Leahy-Sensenbrenner Would Shut the Section 702 Cybersecurity Loophole
I’m going to have a few posts on the Leahy-Sensenbrenner bill, which is the most likely way we’ll be able to rein in NSA spying. In addition to several sections stopping bulk collection, it has a section on collection of US person data under FISA Amendments Act (I’ll return to the back-door loophole later).
But I’m particularly interested in what it does with upstream collection. It basically adds a paragraph to section d of Section 702 that limits upstream collection to two uses: international terrorism or WMD proliferation.
(C) limit the acquisition of the contents of any communication to those communications—
(i) to which any party is a target of the acquisition; or
(ii) that contain an account identifier of a target of an acquisition, only if such communications are acquired to protect against international terrorism or the international proliferation of weapons of mass destruction.;
And adds a definition for “account identifier” limiting it to identifiers of people.
(1) ACCOUNT IDENTIFIER.—The term ‘account identifier’ means a telephone or instrument number, other subscriber number, email address, or username used to uniquely identify an account.
I believe the effect of this is to prevent NSA from using Section 702 to conduct cyberdefense in the US.
As I have noted, there are reasons to believe that NSA uses Section 702 for just 3 kinds of targets:
- International terrorism
- WMD proliferation
There are many reasons to believe one primary use of Section 702 for cybersecurity involves upstream collection targeted on actual pieces of code (that is, the identifier for a cyberattack, rather than the identifier of a user). As an example, the slide above, which I discuss in more detail here, explains that one of the biggest Section 702 successes involves preventing an attacker from exfiltrating 150 Gigs of data from a defense contractor. The success involved both PRISM and STORMBREW, the latter of which is upstream collection in the US.
In other words, the government has been conducting upstream collection within the US to search for malicious code (I’m not sure how they determine whether the code originated in a foreign country though given that they refuse to count domestic communications collected via upstream collection, I doubt they care).
So what these two sections of Leahy-Sensenbrenner would do is 1) limit the use of upstream collection to terrorists and proliferators, thereby prohibiting its use for cybersecurity, and 2) define “account identifier” to exclude something like malicious code.
There’s one more interesting aspect of this fix. Unlike many other sections of the bill, it doesn’t go into effect right away.
EFFECTIVE DATE.—The amendments made by subsections (a) and (b) shall take effect on the date that is 180 days after the date of the enactment of this Act.

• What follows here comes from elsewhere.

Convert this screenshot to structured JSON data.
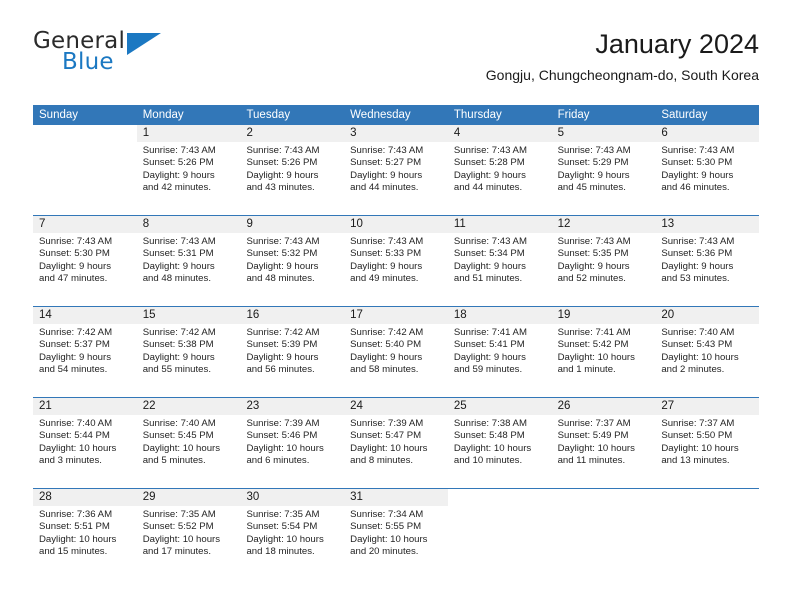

The bill gives the Executive 6 months to find an alternative to this use of Section 702 — presumably, to pass a cybersecurity bill explicitly labeled as such.
Keith Alexander and others have long talked about the need to scan domestic traffic to protect against cyberattacks. But it appears — especially given the 6 month effective date on these changes — they’re already doing that, all in the name of foreign intelligence.